Darlington BC v Wiltshier Northern Ltd
Court of Appeal
Citations:  1 WLR 68;  3 All ER 895;  CLC 691; (1995) 11 Const LJ 36;  CLY 487.
Wiltshier entered into a finance agreement with a Morgan Grenfell, a finance company. The aim of the agreement was to build a recreational centre for the benefit of the Council. Wiltshier’s work was defective. Morgan Grenfell assigned all of their rights and causes of action against Wiltshier under the contract to the Council. The Council sued for damages in breach of contract.
Wiltshier argued that the Council could only claim nominal damages. This was because they were not the original party to the financing contract. The original party was Morgan Grenfell. Accordingly, Wiltshier argued, they could only assign the right to claim for Morgan Grenfell’s losses (not the Council’s). Morgan Grenfell had not suffered any losses, so only nominal damages applied.
- What damages could the Council, as an assignee, claim?
The Court of Appeal held in favour of the Council. Both Wilshier and Morgan Grenfell intended the contract to benefit the Council. It was foreseeable that any breach would cause the Council loss. Accordingly, the Council gained the right to recover their own damages when Morgan Grenfell assigned their contractual rights. The Court held that damages should be assessed as if the Council had always been a party to the contract.
This Case is Authority For…
An assignee of contractual rights can recover substantial damages in their own right, so long as the contract was intended to benefit them and those losses were foreseeable at the time of contracting.
At the time this case was decided, the Council had no right to sue on the contract without an assignment of Morgan Grenfell’s rights. This was because of the common law rule of privity of contract.
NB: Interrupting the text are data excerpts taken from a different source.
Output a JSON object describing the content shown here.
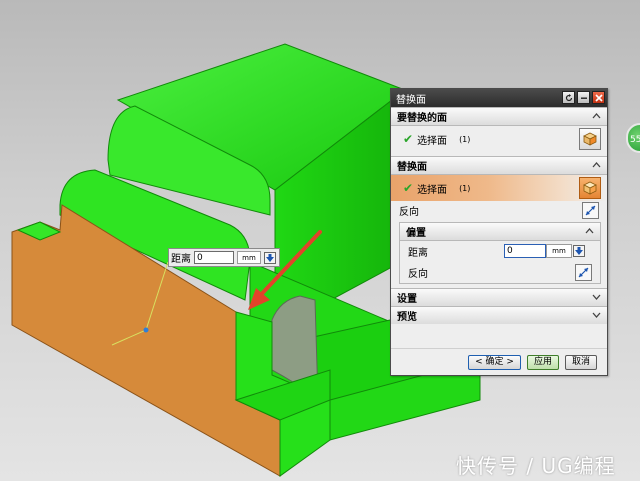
{
  "float_input": {
    "label": "距离",
    "value": "0",
    "unit": "mm"
  },
  "dialog": {
    "title": "替换面",
    "section1": {
      "title": "要替换的面",
      "select_label": "选择面",
      "select_count": "(1)"
    },
    "section2": {
      "title": "替换面",
      "select_label": "选择面",
      "select_count": "(1)",
      "reverse_label": "反向"
    },
    "offset": {
      "title": "偏置",
      "distance_label": "距离",
      "distance_value": "0",
      "distance_unit": "mm",
      "reverse_label": "反向"
    },
    "settings_label": "设置",
    "preview_label": "预览",
    "buttons": {
      "ok": "< 确定 >",
      "apply": "应用",
      "cancel": "取消"
    }
  },
  "side_badge": "55",
  "watermark": "快传号 / UG编程",
  "colors": {
    "model_green": "#26e01a",
    "model_orange": "#d68a3a",
    "arrow_red": "#e2432a",
    "highlight_orange": "#e9a36a"
  }
}
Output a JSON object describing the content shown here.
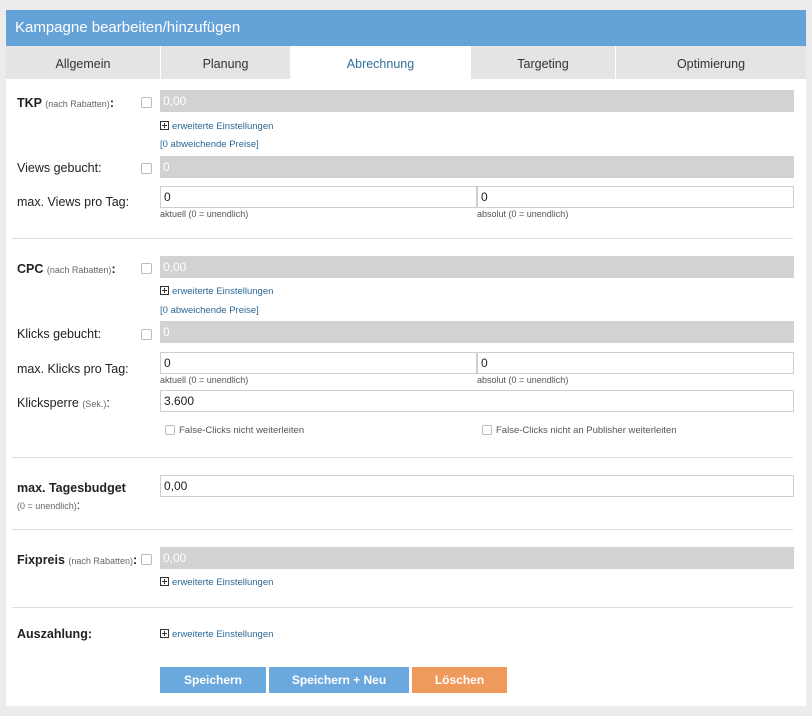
{
  "window": {
    "title": "Kampagne bearbeiten/hinzufügen"
  },
  "tabs": [
    "Allgemein",
    "Planung",
    "Abrechnung",
    "Targeting",
    "Optimierung"
  ],
  "active_tab": "Abrechnung",
  "tkp": {
    "label": "TKP",
    "sub": "(nach Rabatten)",
    "colon": ":",
    "value": "0,00",
    "link": "erweiterte Einstellungen",
    "prices": "[0 abweichende Preise]"
  },
  "views_gebucht": {
    "label": "Views gebucht:",
    "value": "0"
  },
  "max_views": {
    "label": "max. Views pro Tag:",
    "aktuell_value": "0",
    "aktuell_hint": "aktuell (0 = unendlich)",
    "absolut_value": "0",
    "absolut_hint": "absolut (0 = unendlich)"
  },
  "cpc": {
    "label": "CPC",
    "sub": "(nach Rabatten)",
    "colon": ":",
    "value": "0,00",
    "link": "erweiterte Einstellungen",
    "prices": "[0 abweichende Preise]"
  },
  "klicks_gebucht": {
    "label": "Klicks gebucht:",
    "value": "0"
  },
  "max_klicks": {
    "label": "max. Klicks pro Tag:",
    "aktuell_value": "0",
    "aktuell_hint": "aktuell (0 = unendlich)",
    "absolut_value": "0",
    "absolut_hint": "absolut (0 = unendlich)"
  },
  "klicksperre": {
    "label": "Klicksperre",
    "sub": "(Sek.)",
    "colon": ":",
    "value": "3.600",
    "opt1": "False-Clicks nicht weiterleiten",
    "opt2": "False-Clicks nicht an Publisher weiterleiten"
  },
  "tagesbudget": {
    "label": "max. Tagesbudget",
    "sub": "(0 = unendlich)",
    "colon": ":",
    "value": "0,00"
  },
  "fixpreis": {
    "label": "Fixpreis",
    "sub": "(nach Rabatten)",
    "colon": ":",
    "value": "0,00",
    "link": "erweiterte Einstellungen"
  },
  "auszahlung": {
    "label": "Auszahlung:",
    "link": "erweiterte Einstellungen"
  },
  "buttons": {
    "save": "Speichern",
    "save_new": "Speichern + Neu",
    "delete": "Löschen"
  },
  "colors": {
    "header": "#64a2d8",
    "button": "#6aa8dd",
    "delete": "#ef9a5c",
    "link": "#2b6797"
  }
}
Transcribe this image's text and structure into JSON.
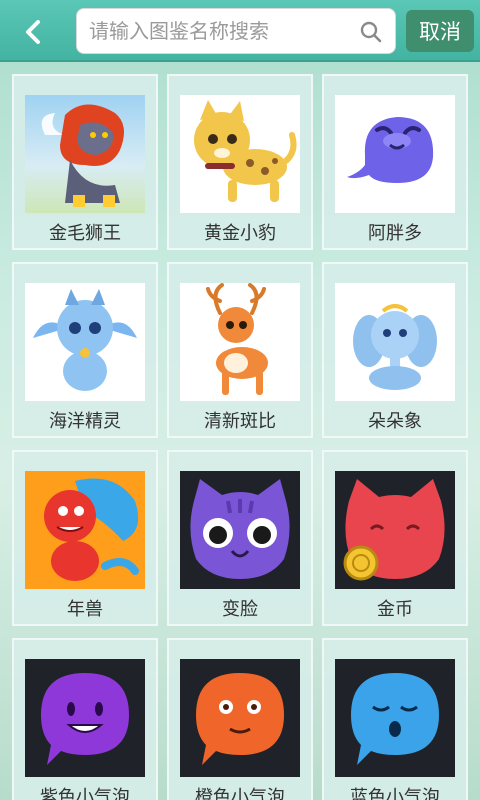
{
  "header": {
    "back_icon": "chevron-left-icon",
    "search_placeholder": "请输入图鉴名称搜索",
    "search_icon": "search-icon",
    "cancel_label": "取消"
  },
  "items": [
    {
      "label": "金毛狮王"
    },
    {
      "label": "黄金小豹"
    },
    {
      "label": "阿胖多"
    },
    {
      "label": "海洋精灵"
    },
    {
      "label": "清新斑比"
    },
    {
      "label": "朵朵象"
    },
    {
      "label": "年兽"
    },
    {
      "label": "变脸"
    },
    {
      "label": "金币"
    },
    {
      "label": "紫色小气泡"
    },
    {
      "label": "橙色小气泡"
    },
    {
      "label": "蓝色小气泡"
    }
  ],
  "colors": {
    "header": "#48b8a6",
    "cancel_button": "#3f8e6e",
    "card": "#d6ede8"
  }
}
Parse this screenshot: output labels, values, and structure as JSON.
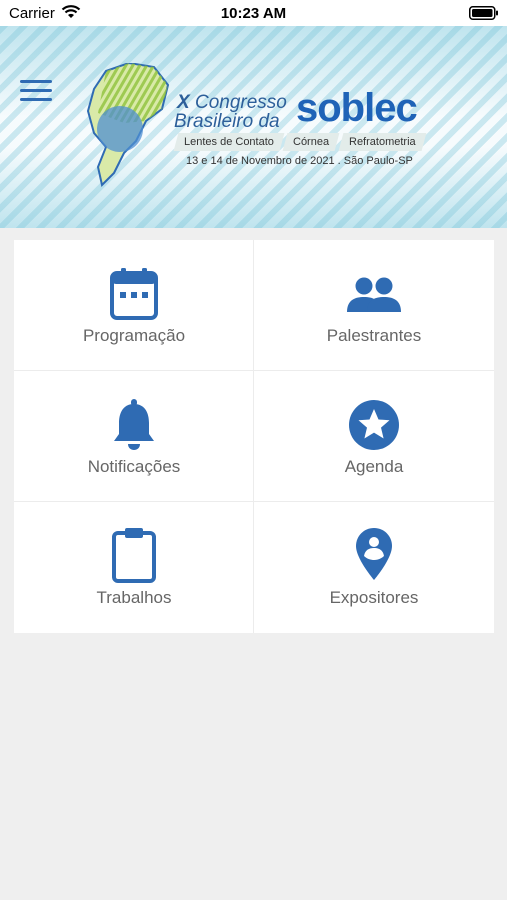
{
  "status_bar": {
    "carrier": "Carrier",
    "time": "10:23 AM"
  },
  "banner": {
    "title_roman": "X",
    "title_line1": "Congresso",
    "title_line2": "Brasileiro da",
    "brand": "soblec",
    "tags": [
      "Lentes de Contato",
      "Córnea",
      "Refratometria"
    ],
    "date": "13 e 14 de Novembro de 2021 . São Paulo-SP"
  },
  "menu": [
    {
      "label": "Programação",
      "icon": "calendar-icon"
    },
    {
      "label": "Palestrantes",
      "icon": "people-icon"
    },
    {
      "label": "Notificações",
      "icon": "bell-icon"
    },
    {
      "label": "Agenda",
      "icon": "star-icon"
    },
    {
      "label": "Trabalhos",
      "icon": "clipboard-icon"
    },
    {
      "label": "Expositores",
      "icon": "map-pin-icon"
    }
  ],
  "colors": {
    "accent": "#2f6bb3",
    "label": "#666666",
    "background": "#efefef"
  }
}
Dillon LJ and Waite LJ thought that if the contract had not been assigned, Morgan Grenfell could have sued for any losses suffered by the Council. They would have held the damages awarded on constructive trust for the Council. This was an exception to the rule that a claimant can only claim for their own loss.
In the modern era, this is unlikely to be necessary. Third-parties to this kind of contract usually have the right to sue on their own behalf under the Contracts (Rights of Third Parties) Act 1999.